When you and I find ourselves in those situations, we know we should say something. But how often had we said the world’s things – gone woke about stuff that Jesus decries to appear righteous and cool or safe; proclaimed our allegiance to powers other than our Lord’s? How often have we just said nothing? And after the opportunity has passed, when we have time to think about it, when we are feeling guilty about it, we might try to come up with excuses for our words or our silence: “It wasn’t the right time . . . I didn’t want to get into an argument . . . I don’t want to lose my friends . . . I don’t want to lose my job.” But very often it was simply self-preservation…
And it has ramifications… On the Last Day, Pontius Pilate will have to answer for choosing himself over Jesus. But he didn’t believe in Jesus (as far as we know). I suppose you could say that was his excuse. We are Christians. We claim to be followers of Jesus. We have no excuse. And Jesus declares, “Whoever denies me before others, I will also deny before my Father who is in heaven” (Mt 10:33 EHV). For our self-preserving sins, those condemning words are aimed at us.

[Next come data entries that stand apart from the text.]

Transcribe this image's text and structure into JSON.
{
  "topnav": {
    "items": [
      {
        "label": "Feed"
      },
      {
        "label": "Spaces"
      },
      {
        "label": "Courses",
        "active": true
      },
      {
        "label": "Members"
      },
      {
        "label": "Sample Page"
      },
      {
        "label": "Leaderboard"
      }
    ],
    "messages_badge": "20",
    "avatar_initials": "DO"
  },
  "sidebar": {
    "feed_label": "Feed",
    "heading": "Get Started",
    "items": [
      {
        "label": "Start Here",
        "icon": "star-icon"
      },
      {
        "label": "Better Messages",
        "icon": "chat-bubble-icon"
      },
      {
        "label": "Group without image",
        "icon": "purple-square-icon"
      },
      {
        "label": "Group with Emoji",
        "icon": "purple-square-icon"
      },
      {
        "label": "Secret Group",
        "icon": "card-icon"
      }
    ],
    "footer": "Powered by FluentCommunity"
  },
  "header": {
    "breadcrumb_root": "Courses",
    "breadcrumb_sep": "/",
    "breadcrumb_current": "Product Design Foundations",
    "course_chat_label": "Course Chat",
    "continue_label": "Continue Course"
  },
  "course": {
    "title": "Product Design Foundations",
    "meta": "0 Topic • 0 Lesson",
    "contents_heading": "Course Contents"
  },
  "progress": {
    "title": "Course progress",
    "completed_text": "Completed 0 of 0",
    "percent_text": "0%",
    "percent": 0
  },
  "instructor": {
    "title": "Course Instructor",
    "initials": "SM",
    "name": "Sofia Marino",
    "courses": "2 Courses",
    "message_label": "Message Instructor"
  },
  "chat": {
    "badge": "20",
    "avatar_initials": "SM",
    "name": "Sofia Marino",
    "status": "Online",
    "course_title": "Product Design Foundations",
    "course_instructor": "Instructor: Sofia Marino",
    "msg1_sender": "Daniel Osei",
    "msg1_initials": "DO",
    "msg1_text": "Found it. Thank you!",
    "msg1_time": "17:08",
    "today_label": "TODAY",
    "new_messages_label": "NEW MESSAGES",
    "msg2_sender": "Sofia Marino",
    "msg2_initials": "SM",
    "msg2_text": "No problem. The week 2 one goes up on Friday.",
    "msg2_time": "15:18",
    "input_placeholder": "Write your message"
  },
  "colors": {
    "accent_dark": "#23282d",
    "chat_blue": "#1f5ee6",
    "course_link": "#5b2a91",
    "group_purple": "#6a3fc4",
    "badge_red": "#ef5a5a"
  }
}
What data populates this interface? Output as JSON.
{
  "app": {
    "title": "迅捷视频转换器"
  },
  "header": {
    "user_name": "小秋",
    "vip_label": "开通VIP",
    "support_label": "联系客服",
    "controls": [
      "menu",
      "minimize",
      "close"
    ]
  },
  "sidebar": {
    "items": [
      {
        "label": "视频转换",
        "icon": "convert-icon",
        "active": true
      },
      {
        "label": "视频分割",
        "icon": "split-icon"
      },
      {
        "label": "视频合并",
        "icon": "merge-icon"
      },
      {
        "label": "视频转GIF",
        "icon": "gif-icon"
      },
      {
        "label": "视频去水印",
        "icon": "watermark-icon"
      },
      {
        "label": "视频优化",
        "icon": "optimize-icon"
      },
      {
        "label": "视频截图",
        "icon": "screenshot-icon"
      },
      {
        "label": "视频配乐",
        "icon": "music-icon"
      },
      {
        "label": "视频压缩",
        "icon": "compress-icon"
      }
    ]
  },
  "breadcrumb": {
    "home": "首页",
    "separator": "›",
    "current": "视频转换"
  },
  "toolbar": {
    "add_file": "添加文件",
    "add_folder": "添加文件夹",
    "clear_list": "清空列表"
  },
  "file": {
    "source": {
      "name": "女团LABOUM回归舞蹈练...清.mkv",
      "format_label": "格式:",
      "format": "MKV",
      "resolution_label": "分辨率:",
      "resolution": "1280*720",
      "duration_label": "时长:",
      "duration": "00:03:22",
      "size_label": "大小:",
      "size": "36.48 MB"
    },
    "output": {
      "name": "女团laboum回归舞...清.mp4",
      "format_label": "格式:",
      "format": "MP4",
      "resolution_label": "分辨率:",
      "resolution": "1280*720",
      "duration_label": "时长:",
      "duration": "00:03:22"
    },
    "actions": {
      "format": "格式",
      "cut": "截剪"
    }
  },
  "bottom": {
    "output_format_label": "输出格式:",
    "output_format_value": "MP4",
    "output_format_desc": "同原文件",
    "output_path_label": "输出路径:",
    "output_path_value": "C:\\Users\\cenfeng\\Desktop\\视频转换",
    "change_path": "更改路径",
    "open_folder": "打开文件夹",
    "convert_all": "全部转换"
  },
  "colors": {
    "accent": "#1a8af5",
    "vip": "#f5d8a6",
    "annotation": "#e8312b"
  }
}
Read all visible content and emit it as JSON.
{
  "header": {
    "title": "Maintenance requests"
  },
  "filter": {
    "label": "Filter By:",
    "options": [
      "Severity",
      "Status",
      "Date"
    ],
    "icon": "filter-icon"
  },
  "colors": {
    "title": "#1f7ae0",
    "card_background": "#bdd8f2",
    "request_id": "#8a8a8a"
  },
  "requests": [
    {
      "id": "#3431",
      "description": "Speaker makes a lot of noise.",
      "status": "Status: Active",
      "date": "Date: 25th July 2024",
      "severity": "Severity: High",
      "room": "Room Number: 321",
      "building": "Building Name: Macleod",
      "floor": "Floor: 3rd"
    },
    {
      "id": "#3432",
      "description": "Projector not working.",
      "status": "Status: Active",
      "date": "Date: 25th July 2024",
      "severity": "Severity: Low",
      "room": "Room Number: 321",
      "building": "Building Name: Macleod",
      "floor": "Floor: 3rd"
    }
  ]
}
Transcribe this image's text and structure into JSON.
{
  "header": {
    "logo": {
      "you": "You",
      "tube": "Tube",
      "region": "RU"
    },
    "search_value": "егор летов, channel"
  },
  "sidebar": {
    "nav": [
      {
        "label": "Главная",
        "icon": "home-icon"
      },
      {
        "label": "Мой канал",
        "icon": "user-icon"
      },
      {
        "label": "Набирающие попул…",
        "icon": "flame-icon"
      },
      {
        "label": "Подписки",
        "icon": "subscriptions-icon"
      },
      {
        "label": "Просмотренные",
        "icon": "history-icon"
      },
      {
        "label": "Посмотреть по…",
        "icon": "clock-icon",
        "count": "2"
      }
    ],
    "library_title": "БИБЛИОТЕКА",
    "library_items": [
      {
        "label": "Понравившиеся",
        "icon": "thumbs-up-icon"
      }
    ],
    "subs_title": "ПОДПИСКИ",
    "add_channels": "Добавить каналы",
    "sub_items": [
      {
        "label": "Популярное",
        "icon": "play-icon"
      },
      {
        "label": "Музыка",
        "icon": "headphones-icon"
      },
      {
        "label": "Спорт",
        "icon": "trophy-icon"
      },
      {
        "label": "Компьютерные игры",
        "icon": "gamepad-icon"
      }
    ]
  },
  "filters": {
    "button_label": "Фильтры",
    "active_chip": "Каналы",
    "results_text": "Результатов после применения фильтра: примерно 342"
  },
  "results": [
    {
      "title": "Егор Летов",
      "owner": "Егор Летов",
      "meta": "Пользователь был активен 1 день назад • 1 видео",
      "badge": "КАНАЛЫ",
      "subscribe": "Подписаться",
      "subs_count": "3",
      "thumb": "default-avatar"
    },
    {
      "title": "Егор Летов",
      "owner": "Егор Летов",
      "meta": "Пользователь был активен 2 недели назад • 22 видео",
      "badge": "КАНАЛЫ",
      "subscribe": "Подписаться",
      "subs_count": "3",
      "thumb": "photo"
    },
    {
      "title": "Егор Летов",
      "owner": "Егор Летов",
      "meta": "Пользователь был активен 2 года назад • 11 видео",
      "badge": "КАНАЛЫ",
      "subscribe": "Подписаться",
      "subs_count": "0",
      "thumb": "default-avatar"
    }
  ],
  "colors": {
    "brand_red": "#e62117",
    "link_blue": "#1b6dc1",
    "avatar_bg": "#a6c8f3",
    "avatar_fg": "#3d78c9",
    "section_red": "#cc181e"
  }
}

But we’ve gathered to hear the truth here and, in all its fullness, it’s this… Pilate didn’t do what he could have (and should have) done on Good Friday, but he wasn’t the only person on the Stone Pavement who was in a position to take action. Jesus could have come to his own defense. Jesus could have called down legions of angels to destroy his enemies. Jesus possessed the divine power to do everything Pilate failed to do and more, but he chose not to use it.
It is good and right for Christians to praise our Savior God for everything he has done to save us, but it is also good and right to praise our Savior God for everything Jesus didn’t do and everything he allowed others to do to him to save us. He allowed his enemies to arrest him. He allowed the soldiers to mistreat him and humiliate him. He allowed a crooked court to convict him and a weak judge to wash his hands of him. He allowed himself to be numbered among the transgressors to fulfill prophecy and to pay for the world’s sins. Jesus allowed his own life to be taken from him so that we might live in his presence forever. Jesus did everything to save us. And he did nothing to stop the death that God has prescribed as payment for all our sins. He let nothing get in the way of his blood being poured out to wash us clean. For everything he didn’t do, for everything he allowed to happen for our salvation, for the forgiveness of our sins, praise be to God!
And therefore, it might be that the thing you remember about Pontius Pilate wasn’t his hand-washing, but his sign-posting. When Jesus was crucified, Pilate had a notice fastened to the top of his cross that read “THIS IS JESUS, THE KING OF THE JEWS” (Mt 27:37). We don’t know exactly what Pilate meant by that or if there was a part of Pilate that wanted to believe that, but we do know this: you and I do believe it. We believe that Jesus is a King. We believe that Jesus is our King. And we know the truth…
Our King’s rule extends all around the world, and yet his kingdom is not of this world. His rule is primarily spiritual. He has washed us clean by his precious blood shed at the cross. He claimed us to be his own through the washing of rebirth in baptism. And the gracious way Jesus loves us and leads us moves us. As his humble, grateful subjects, we want to follow him. We eagerly seek out opportunities know his love more and more and to speak his love more and more – to serve him. And as we pray for his kingdom to come and his will to be done on earth, we look forward to the day when we will reign with him in heaven. Amen.